Some organizations help ensure alignment by creating Transition Management Teams (TMTs), which are collections of company leaders reporting to the CEO. These groups are responsible for overseeing corporate change efforts driven by the C-suite. Once those efforts are considered complete, the TMTs might disband only to reform at a later time as new change efforts arise.
“Every change agent needs a strategic roadmap, but it cannot be out of step with what senior leadership or investors have in mind for the organization,” Sanders advises.
3. Plan, plan, plan
If convinced that change is necessary, the first step for senior leaders is to work with their next level of managers on a plan. This plan should include: clearly defined goals and objectives; tactics; key stakeholders; obstacles to success; key performance indicators (KPIs); and timelines.
It doesn’t have to boil the ocean or be overly aggressive. In most cases, starting small is actually advisable, says Sanders. But the plan should roughly spell out how change will be accomplished for each key area of the organization. For example, a stated goal to drive product innovation to overtake a stagnant industry leader might call for bringing in more part-time and freelance employees with backgrounds for accomplishing that. Importantly, the plan should also be a living, breathing document that could be applied and adapted to almost any change or effort over time.
4. Sell it strongly
Once a plan is devised, leaders need to do their utmost to sell it internally.
Bestselling author Jonah Berger, a marketing professor at the Wharton School of the University of Pennsylvania, notes that great change agents don’t push harder; they push smarter.
“They identify the barriers to change and mitigate them,” Berger says. “They figure out what’s getting in the way of change, what’s stopping people from moving forward. And then they tackle those obstacles.”
In short, change agents figure out who and what might be holding their organization back and programmatically set out to change their minds, Berger says. Not so much through facts and figures. But by trying to understand what their motivations, needs, and priorities might be. And then painting a picture of possibility in their minds for how a newer approach, such as remote work, might change their world for the better.
“Capture their imaginations with illustration and metaphor,” advises Sanders. “Leaders tend to lead with dry statistics, and people resist that because they question the sources or think the stats aren’t relevant. But by finding novel ways to illustrate the problems, and the potential to overcome them, it becomes visceral for them.”
5. Communicate and seek involvement
When executing on a change management plan, it’s also vital to keep key stakeholders updated on its progress. This means clearly and constantly laying out the goals, activities, and milestones the organization has achieved–and still needs to achieve–in order to reach success.

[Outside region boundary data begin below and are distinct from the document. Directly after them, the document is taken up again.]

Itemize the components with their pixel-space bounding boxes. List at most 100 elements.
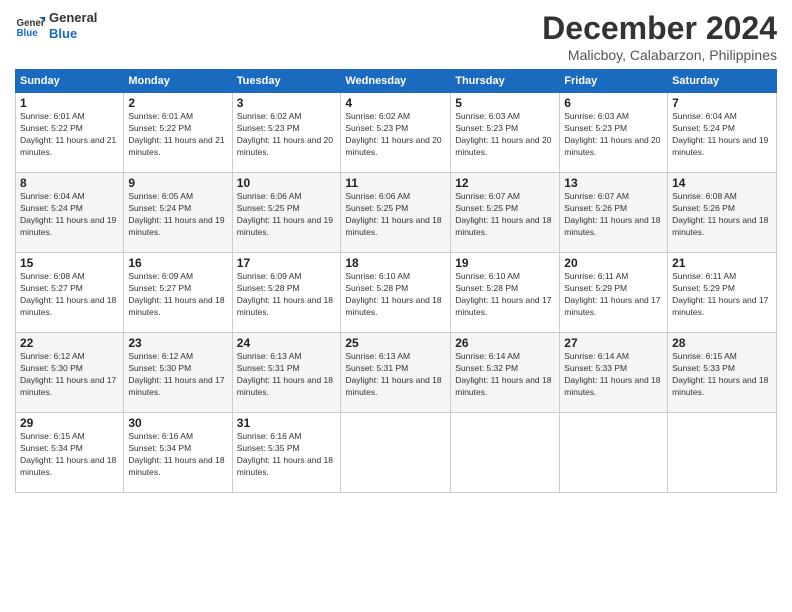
day-number: 10 bbox=[237, 176, 337, 190]
day-info: Sunrise: 6:03 AM Sunset: 5:23 PM Dayligh… bbox=[564, 111, 663, 159]
day-number: 22 bbox=[20, 336, 119, 350]
sunset-label: Sunset: 5:23 PM bbox=[455, 123, 518, 133]
day-info: Sunrise: 6:13 AM Sunset: 5:31 PM Dayligh… bbox=[345, 351, 446, 399]
calendar-cell: 25 Sunrise: 6:13 AM Sunset: 5:31 PM Dayl… bbox=[341, 333, 451, 413]
sunset-label: Sunset: 5:22 PM bbox=[128, 123, 191, 133]
sunrise-label: Sunrise: 6:02 AM bbox=[237, 111, 302, 121]
sunset-label: Sunset: 5:33 PM bbox=[564, 363, 627, 373]
calendar-cell: 21 Sunrise: 6:11 AM Sunset: 5:29 PM Dayl… bbox=[668, 253, 777, 333]
day-number: 8 bbox=[20, 176, 119, 190]
daylight-label: Daylight: 11 hours and 19 minutes. bbox=[128, 215, 224, 237]
sunrise-label: Sunrise: 6:16 AM bbox=[128, 431, 193, 441]
day-number: 28 bbox=[672, 336, 772, 350]
calendar-cell: 13 Sunrise: 6:07 AM Sunset: 5:26 PM Dayl… bbox=[560, 173, 668, 253]
calendar-table: SundayMondayTuesdayWednesdayThursdayFrid… bbox=[15, 69, 777, 493]
calendar-cell: 19 Sunrise: 6:10 AM Sunset: 5:28 PM Dayl… bbox=[451, 253, 560, 333]
day-number: 26 bbox=[455, 336, 555, 350]
sunset-label: Sunset: 5:27 PM bbox=[20, 283, 83, 293]
logo-text: General Blue bbox=[49, 10, 97, 41]
daylight-label: Daylight: 11 hours and 18 minutes. bbox=[237, 295, 333, 317]
sunrise-label: Sunrise: 6:09 AM bbox=[237, 271, 302, 281]
calendar-day-header: Tuesday bbox=[232, 70, 341, 93]
sunrise-label: Sunrise: 6:15 AM bbox=[672, 351, 737, 361]
sunset-label: Sunset: 5:30 PM bbox=[20, 363, 83, 373]
sunrise-label: Sunrise: 6:12 AM bbox=[128, 351, 193, 361]
day-number: 15 bbox=[20, 256, 119, 270]
sunset-label: Sunset: 5:26 PM bbox=[564, 203, 627, 213]
day-info: Sunrise: 6:15 AM Sunset: 5:33 PM Dayligh… bbox=[672, 351, 772, 399]
day-number: 25 bbox=[345, 336, 446, 350]
daylight-label: Daylight: 11 hours and 17 minutes. bbox=[564, 295, 660, 317]
calendar-cell: 10 Sunrise: 6:06 AM Sunset: 5:25 PM Dayl… bbox=[232, 173, 341, 253]
calendar-cell: 22 Sunrise: 6:12 AM Sunset: 5:30 PM Dayl… bbox=[16, 333, 124, 413]
calendar-cell: 26 Sunrise: 6:14 AM Sunset: 5:32 PM Dayl… bbox=[451, 333, 560, 413]
day-info: Sunrise: 6:01 AM Sunset: 5:22 PM Dayligh… bbox=[128, 111, 227, 159]
daylight-label: Daylight: 11 hours and 18 minutes. bbox=[128, 295, 224, 317]
calendar-cell: 8 Sunrise: 6:04 AM Sunset: 5:24 PM Dayli… bbox=[16, 173, 124, 253]
sunrise-label: Sunrise: 6:13 AM bbox=[345, 351, 410, 361]
sunrise-label: Sunrise: 6:08 AM bbox=[20, 271, 85, 281]
sunset-label: Sunset: 5:23 PM bbox=[237, 123, 300, 133]
sunset-label: Sunset: 5:28 PM bbox=[237, 283, 300, 293]
day-info: Sunrise: 6:07 AM Sunset: 5:25 PM Dayligh… bbox=[455, 191, 555, 239]
sunrise-label: Sunrise: 6:11 AM bbox=[672, 271, 736, 281]
daylight-label: Daylight: 11 hours and 18 minutes. bbox=[345, 215, 441, 237]
sunset-label: Sunset: 5:35 PM bbox=[237, 443, 300, 453]
sunset-label: Sunset: 5:23 PM bbox=[564, 123, 627, 133]
daylight-label: Daylight: 11 hours and 17 minutes. bbox=[128, 375, 224, 397]
daylight-label: Daylight: 11 hours and 20 minutes. bbox=[345, 135, 441, 157]
calendar-cell: 6 Sunrise: 6:03 AM Sunset: 5:23 PM Dayli… bbox=[560, 93, 668, 173]
daylight-label: Daylight: 11 hours and 17 minutes. bbox=[455, 295, 551, 317]
sunrise-label: Sunrise: 6:14 AM bbox=[455, 351, 520, 361]
day-number: 11 bbox=[345, 176, 446, 190]
day-number: 21 bbox=[672, 256, 772, 270]
sunrise-label: Sunrise: 6:03 AM bbox=[455, 111, 520, 121]
day-number: 4 bbox=[345, 96, 446, 110]
calendar-week-row: 22 Sunrise: 6:12 AM Sunset: 5:30 PM Dayl… bbox=[16, 333, 777, 413]
calendar-cell: 28 Sunrise: 6:15 AM Sunset: 5:33 PM Dayl… bbox=[668, 333, 777, 413]
calendar-cell: 18 Sunrise: 6:10 AM Sunset: 5:28 PM Dayl… bbox=[341, 253, 451, 333]
daylight-label: Daylight: 11 hours and 18 minutes. bbox=[455, 215, 551, 237]
day-number: 14 bbox=[672, 176, 772, 190]
calendar-week-row: 8 Sunrise: 6:04 AM Sunset: 5:24 PM Dayli… bbox=[16, 173, 777, 253]
calendar-cell: 7 Sunrise: 6:04 AM Sunset: 5:24 PM Dayli… bbox=[668, 93, 777, 173]
day-number: 17 bbox=[237, 256, 337, 270]
calendar-cell bbox=[341, 413, 451, 493]
sunset-label: Sunset: 5:29 PM bbox=[672, 283, 735, 293]
daylight-label: Daylight: 11 hours and 20 minutes. bbox=[455, 135, 551, 157]
calendar-day-header: Friday bbox=[560, 70, 668, 93]
daylight-label: Daylight: 11 hours and 19 minutes. bbox=[237, 215, 333, 237]
sunset-label: Sunset: 5:32 PM bbox=[455, 363, 518, 373]
location: Malicboy, Calabarzon, Philippines bbox=[542, 47, 777, 63]
title-section: December 2024 Malicboy, Calabarzon, Phil… bbox=[542, 10, 777, 63]
calendar-cell: 27 Sunrise: 6:14 AM Sunset: 5:33 PM Dayl… bbox=[560, 333, 668, 413]
day-number: 19 bbox=[455, 256, 555, 270]
calendar-cell: 31 Sunrise: 6:16 AM Sunset: 5:35 PM Dayl… bbox=[232, 413, 341, 493]
sunrise-label: Sunrise: 6:04 AM bbox=[672, 111, 737, 121]
day-number: 23 bbox=[128, 336, 227, 350]
sunrise-label: Sunrise: 6:10 AM bbox=[455, 271, 520, 281]
daylight-label: Daylight: 11 hours and 18 minutes. bbox=[672, 215, 768, 237]
sunset-label: Sunset: 5:33 PM bbox=[672, 363, 735, 373]
calendar-day-header: Saturday bbox=[668, 70, 777, 93]
sunset-label: Sunset: 5:29 PM bbox=[564, 283, 627, 293]
day-number: 24 bbox=[237, 336, 337, 350]
day-number: 31 bbox=[237, 416, 337, 430]
day-info: Sunrise: 6:12 AM Sunset: 5:30 PM Dayligh… bbox=[20, 351, 119, 399]
daylight-label: Daylight: 11 hours and 20 minutes. bbox=[237, 135, 333, 157]
day-number: 30 bbox=[128, 416, 227, 430]
calendar-cell: 30 Sunrise: 6:16 AM Sunset: 5:34 PM Dayl… bbox=[124, 413, 232, 493]
calendar-cell: 5 Sunrise: 6:03 AM Sunset: 5:23 PM Dayli… bbox=[451, 93, 560, 173]
sunrise-label: Sunrise: 6:07 AM bbox=[564, 191, 629, 201]
sunrise-label: Sunrise: 6:09 AM bbox=[128, 271, 193, 281]
day-info: Sunrise: 6:14 AM Sunset: 5:32 PM Dayligh… bbox=[455, 351, 555, 399]
day-info: Sunrise: 6:02 AM Sunset: 5:23 PM Dayligh… bbox=[237, 111, 337, 159]
month-title: December 2024 bbox=[542, 10, 777, 47]
sunrise-label: Sunrise: 6:12 AM bbox=[20, 351, 85, 361]
calendar-cell: 16 Sunrise: 6:09 AM Sunset: 5:27 PM Dayl… bbox=[124, 253, 232, 333]
daylight-label: Daylight: 11 hours and 18 minutes. bbox=[128, 455, 224, 477]
logo-line1: General bbox=[49, 10, 97, 26]
daylight-label: Daylight: 11 hours and 18 minutes. bbox=[345, 375, 441, 397]
calendar-cell: 2 Sunrise: 6:01 AM Sunset: 5:22 PM Dayli… bbox=[124, 93, 232, 173]
daylight-label: Daylight: 11 hours and 18 minutes. bbox=[455, 375, 551, 397]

Too often, however, even with the best of plans, desired updates don’t happen. Executives are either too busy, fast-moving, or private to share their activities with the full organization. But to be successful, change absolutely requires a team effort and must be continuously ingrained in the corporate culture, which starts with top leaders insisting upon that happening. A constantly shifting mix of key stakeholders for individual programs and projects can help avoid groupthink and head off the impression of business royalty making all the decisions. And even if others aren’t directly involved in decision-making or execution, being as transparent as possible can help drive more consensus and support for change management. Human nature, after all, is to reject and criticize undertakings they don’t understand, which can be detrimental to workforce culture and morale.
“Change can’t happen in a vacuum,” says Sanders. “It must be a team effort where you continually update and improve processes by eliciting and taking guidance from everyone in your organization.”